Questions fréquentes

Qu'est-ce qu'une maladie professionnelle ?
Une maladie professionnelle est une pathologie contractée en raison de l'exercice d'une activité professionnelle, reconnue par la CPAM sous certaines conditions.
Comment contester un taux d'incapacité permanente partielle ?
Pour contester un taux d'IPP, il faut saisir la Commission médicale de recours amiable (CMRA) et, en cas de rejet, le tribunal compétent.
Quels sont les délais pour contester une décision de la CPAM ?
Les délais pour contester une décision de la CPAM sont généralement de deux mois à compter de la notification de la décision.
Quels documents dois-je fournir pour contester un taux d'IPP ?
Il est nécessaire de fournir des certificats médicaux, des rapports médicaux et tout document justifiant de l'impact de la maladie sur la capacité de travail.

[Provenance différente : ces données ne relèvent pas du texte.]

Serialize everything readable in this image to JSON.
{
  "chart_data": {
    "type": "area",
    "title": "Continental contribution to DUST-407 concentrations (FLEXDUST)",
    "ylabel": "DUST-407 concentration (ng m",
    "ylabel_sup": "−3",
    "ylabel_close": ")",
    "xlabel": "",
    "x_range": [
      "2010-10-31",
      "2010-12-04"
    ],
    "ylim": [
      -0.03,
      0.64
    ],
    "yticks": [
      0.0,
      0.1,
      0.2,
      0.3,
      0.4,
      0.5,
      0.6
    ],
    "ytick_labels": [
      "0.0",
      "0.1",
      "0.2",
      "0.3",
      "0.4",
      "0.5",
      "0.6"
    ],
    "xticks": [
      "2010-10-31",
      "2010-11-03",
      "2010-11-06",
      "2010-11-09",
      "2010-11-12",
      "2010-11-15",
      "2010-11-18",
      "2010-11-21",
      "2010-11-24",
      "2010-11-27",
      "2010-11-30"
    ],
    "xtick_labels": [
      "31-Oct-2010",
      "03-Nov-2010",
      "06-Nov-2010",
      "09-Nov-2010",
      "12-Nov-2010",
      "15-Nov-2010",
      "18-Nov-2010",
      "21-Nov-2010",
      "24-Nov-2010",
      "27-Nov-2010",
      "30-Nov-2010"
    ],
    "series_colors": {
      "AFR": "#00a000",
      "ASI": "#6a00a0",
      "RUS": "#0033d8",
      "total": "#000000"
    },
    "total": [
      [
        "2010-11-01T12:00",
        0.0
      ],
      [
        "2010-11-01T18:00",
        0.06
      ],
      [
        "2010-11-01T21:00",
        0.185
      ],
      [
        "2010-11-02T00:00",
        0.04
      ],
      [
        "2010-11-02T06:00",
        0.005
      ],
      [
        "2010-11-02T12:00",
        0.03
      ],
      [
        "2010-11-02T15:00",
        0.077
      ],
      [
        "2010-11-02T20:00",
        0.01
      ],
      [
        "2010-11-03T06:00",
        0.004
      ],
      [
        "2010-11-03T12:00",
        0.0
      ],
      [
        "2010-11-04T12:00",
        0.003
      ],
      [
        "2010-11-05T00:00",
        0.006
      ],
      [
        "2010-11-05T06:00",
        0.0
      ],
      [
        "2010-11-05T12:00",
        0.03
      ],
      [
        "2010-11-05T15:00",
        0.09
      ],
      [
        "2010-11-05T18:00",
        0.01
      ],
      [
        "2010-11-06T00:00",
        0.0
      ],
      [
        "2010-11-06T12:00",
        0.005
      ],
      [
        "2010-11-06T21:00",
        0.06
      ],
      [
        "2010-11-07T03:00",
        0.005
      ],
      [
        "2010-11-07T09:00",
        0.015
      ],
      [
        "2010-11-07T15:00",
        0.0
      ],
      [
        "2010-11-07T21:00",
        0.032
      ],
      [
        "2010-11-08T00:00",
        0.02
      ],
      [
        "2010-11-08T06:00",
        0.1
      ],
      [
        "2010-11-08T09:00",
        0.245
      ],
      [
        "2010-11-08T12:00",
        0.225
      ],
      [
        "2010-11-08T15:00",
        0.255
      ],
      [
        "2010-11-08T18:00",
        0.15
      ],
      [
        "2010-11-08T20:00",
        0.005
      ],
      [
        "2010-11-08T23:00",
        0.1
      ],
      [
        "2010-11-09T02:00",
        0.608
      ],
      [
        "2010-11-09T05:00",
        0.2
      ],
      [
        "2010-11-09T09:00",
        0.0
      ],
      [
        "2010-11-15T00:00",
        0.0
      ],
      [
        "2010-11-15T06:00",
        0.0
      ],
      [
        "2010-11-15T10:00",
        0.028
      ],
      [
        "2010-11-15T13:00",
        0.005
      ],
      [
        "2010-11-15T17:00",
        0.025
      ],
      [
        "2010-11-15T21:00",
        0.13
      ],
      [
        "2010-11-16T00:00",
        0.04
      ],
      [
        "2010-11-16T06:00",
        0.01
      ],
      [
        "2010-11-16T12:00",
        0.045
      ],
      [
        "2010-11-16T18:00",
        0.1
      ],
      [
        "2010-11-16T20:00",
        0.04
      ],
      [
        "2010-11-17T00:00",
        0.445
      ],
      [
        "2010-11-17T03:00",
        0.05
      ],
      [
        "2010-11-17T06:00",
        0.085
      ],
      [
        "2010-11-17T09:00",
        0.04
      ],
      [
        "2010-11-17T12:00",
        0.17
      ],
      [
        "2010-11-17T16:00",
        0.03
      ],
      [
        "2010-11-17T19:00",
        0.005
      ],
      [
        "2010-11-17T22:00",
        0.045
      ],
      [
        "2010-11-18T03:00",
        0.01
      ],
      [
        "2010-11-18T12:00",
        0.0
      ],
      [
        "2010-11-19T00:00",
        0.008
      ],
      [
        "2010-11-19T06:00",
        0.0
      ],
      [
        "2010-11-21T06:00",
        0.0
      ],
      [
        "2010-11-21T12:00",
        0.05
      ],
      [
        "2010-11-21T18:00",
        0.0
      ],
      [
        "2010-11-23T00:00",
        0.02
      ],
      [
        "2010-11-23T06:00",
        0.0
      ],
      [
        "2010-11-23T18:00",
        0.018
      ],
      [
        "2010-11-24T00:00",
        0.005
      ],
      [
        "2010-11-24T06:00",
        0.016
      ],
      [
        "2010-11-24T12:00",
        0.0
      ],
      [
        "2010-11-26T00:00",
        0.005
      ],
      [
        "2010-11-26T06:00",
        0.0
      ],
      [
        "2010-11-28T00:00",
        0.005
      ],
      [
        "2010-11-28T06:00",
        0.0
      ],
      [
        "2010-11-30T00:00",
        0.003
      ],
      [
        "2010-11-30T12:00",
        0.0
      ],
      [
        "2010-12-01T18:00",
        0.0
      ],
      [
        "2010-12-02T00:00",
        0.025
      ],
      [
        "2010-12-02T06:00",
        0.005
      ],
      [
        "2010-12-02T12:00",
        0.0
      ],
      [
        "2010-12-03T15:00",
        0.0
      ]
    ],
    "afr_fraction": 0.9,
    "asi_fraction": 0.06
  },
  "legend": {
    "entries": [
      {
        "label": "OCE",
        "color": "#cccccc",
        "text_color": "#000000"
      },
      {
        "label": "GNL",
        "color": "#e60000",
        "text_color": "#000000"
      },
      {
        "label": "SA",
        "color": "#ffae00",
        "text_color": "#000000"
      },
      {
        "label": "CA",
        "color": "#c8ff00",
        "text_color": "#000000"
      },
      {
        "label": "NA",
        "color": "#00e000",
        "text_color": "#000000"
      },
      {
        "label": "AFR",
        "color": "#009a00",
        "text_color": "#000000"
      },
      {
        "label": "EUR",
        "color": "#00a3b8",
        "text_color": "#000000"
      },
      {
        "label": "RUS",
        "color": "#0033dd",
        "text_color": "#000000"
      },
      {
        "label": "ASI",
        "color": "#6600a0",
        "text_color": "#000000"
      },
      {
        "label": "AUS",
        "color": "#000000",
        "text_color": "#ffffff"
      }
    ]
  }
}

Quel est le rôle de la Commission médicale de recours amiable ?
La CMRA examine les contestations relatives aux décisions de la CPAM concernant les maladies professionnelles et les taux d'incapacité.
Comment se déroule une audience de contestation devant le tribunal ?
L'audience de contestation permet aux parties de présenter leurs arguments et preuves, après quoi le tribunal rendra sa décision sur la contestation.